Descrizione [modifica]
La Ducati inizia la produzione della 748 nel 1994 derivandola dalla 916, con lo scopo di creare una moto di minore cilindrata e di maggior accessibilità per il pubblico, pur mantenendo la stessa ciclistica ed il telaio della moto di cubatura superiore. Caratteristiche di questo modello sono quelle tradizionali dei modelli Ducati: telaio a traliccio di tubi e motore bicilindrico (sempre da tradizione Ducati il nome della moto fa riferimento alla cilindrata da 748 cm³). Nei vari cicli di produzione numerose furono le versioni poste in commercio della 748: la 748 Biposto, la 748 SP, la 748 Strada, la 748 SPS, la 748, la 748 S e la 748 R.

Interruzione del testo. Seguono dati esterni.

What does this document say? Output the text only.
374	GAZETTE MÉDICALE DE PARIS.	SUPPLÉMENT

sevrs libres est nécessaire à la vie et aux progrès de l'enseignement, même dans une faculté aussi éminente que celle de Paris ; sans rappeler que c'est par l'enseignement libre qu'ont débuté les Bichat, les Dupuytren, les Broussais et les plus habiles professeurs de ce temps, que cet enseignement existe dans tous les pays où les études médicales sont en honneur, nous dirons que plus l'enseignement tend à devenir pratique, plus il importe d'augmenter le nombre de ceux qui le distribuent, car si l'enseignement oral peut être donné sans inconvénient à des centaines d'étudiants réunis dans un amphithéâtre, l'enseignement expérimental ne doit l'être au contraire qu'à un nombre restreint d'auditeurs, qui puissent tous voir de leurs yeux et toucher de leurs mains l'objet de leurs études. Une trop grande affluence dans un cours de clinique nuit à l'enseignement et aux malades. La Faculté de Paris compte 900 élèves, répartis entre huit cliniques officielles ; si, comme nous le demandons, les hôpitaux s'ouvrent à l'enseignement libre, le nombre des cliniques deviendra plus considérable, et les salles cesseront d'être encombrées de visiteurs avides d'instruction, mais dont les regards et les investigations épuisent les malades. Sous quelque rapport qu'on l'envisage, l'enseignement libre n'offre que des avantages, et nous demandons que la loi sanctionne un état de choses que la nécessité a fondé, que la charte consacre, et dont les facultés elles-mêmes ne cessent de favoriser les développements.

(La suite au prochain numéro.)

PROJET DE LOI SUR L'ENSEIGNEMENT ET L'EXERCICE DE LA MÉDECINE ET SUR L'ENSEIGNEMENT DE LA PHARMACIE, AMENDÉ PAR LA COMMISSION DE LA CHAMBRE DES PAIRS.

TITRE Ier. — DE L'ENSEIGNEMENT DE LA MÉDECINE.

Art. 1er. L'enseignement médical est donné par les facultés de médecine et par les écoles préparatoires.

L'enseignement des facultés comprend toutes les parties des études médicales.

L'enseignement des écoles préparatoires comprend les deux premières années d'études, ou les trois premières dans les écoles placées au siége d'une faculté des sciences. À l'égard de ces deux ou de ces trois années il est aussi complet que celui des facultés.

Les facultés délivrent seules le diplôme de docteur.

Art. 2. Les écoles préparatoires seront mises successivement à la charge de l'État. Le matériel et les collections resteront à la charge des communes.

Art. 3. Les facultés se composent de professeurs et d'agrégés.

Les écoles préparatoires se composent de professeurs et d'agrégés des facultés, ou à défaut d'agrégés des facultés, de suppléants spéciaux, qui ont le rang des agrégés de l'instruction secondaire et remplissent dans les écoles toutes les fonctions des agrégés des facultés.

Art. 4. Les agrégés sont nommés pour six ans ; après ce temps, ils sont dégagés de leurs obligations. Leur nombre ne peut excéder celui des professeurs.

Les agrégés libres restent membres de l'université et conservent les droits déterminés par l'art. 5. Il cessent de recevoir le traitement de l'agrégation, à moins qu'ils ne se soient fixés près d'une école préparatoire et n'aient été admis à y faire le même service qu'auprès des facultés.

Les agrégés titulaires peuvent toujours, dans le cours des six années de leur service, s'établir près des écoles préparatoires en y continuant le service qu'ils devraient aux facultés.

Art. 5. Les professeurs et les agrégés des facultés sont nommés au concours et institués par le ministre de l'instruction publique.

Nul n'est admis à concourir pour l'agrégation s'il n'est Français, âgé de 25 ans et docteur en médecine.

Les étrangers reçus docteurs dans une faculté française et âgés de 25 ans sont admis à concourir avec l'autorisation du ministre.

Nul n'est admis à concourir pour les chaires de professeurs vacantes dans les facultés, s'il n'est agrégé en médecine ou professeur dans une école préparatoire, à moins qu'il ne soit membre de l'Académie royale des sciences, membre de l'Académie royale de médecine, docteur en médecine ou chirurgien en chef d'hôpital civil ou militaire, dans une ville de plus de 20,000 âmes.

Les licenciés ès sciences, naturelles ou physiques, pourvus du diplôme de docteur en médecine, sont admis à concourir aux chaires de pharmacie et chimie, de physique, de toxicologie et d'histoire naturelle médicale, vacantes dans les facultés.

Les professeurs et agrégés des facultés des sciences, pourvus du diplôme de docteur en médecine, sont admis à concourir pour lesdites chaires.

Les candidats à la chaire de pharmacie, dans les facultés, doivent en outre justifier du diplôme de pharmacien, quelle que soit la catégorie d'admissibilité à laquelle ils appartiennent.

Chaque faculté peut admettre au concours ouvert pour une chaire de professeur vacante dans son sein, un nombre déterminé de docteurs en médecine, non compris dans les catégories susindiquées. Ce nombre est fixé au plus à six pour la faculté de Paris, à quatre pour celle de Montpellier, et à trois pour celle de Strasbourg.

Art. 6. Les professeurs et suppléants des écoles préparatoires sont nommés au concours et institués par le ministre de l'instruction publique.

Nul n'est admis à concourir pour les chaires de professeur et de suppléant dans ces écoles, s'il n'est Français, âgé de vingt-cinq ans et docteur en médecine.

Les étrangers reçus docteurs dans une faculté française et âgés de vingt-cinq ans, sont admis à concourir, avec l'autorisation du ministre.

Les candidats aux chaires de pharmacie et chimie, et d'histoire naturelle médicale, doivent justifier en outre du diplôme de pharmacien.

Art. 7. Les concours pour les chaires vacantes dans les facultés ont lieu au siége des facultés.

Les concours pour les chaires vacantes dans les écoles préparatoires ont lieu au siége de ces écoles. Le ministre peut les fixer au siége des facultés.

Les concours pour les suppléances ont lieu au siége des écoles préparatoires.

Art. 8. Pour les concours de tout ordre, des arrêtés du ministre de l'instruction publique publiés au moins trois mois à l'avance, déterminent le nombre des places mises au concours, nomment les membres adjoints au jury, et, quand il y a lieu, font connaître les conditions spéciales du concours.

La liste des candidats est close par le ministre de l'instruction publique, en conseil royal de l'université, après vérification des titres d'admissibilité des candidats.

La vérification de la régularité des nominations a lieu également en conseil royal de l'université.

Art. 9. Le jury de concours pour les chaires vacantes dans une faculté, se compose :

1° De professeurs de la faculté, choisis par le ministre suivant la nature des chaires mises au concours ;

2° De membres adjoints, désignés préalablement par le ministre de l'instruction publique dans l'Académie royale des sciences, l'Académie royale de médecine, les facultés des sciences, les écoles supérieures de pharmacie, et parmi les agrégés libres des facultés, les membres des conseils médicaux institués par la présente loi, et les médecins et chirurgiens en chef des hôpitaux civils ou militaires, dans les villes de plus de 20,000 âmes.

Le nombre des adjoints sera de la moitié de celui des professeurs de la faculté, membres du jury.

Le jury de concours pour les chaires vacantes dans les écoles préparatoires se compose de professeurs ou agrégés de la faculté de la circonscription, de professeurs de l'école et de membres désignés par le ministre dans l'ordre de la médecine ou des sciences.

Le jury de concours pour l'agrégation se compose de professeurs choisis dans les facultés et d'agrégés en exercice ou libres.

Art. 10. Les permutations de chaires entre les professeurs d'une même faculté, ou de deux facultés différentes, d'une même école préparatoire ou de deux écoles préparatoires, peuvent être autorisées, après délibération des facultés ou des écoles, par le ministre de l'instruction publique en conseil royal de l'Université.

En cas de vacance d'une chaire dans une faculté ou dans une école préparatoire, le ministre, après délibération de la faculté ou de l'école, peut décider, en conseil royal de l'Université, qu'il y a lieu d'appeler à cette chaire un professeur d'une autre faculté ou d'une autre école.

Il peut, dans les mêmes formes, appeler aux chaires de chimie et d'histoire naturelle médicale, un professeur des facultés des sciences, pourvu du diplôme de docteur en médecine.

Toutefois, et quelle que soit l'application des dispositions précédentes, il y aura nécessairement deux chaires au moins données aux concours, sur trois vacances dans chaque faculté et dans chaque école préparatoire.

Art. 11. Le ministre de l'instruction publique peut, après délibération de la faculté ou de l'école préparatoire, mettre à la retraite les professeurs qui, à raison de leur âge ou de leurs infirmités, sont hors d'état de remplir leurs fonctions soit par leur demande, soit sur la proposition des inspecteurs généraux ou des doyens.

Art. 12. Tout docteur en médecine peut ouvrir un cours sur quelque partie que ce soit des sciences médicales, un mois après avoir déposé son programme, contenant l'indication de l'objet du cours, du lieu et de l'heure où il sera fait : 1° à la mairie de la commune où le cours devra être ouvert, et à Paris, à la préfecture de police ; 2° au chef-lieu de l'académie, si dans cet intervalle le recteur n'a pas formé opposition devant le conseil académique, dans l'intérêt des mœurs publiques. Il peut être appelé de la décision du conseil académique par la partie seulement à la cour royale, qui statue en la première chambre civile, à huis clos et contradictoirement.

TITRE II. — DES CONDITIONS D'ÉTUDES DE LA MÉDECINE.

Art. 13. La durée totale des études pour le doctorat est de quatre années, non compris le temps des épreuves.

Carriera agonistica [modifica]
Con la 748 R opportunamente modificata, la Ducati prese parte al mondiale Supersport dalla prima edizione fino al 2002 ottenendo: 10 vittorie, 19 pole position, 11 giri veloci e 31 piazzamenti a podio. Paolo Casoli del team Gio.Ca.Moto vinse nel 1997 la prima edizione del mondiale Supersport (ancora non ufficialmente riconosciuto dalla Federazione Internazionale di Motociclismo, pertanto definito Supersport World Series) e la Ducati il titolo costruttori. Oltre a Casoli anche Fabrizio Pirovano, Stéphane Chambon e Ruben Xaus realizzarono vittorie in gare del mondiale con questo modello. In precedenza in tre occasioni piloti dotati della 748 vinsero il titolo europeo Supersport: nel 1995 Michael Paquay, nel 1996 Fabrizio Pirovano (entrambi con il team Alstare) e nel 1997 Angelo Conti.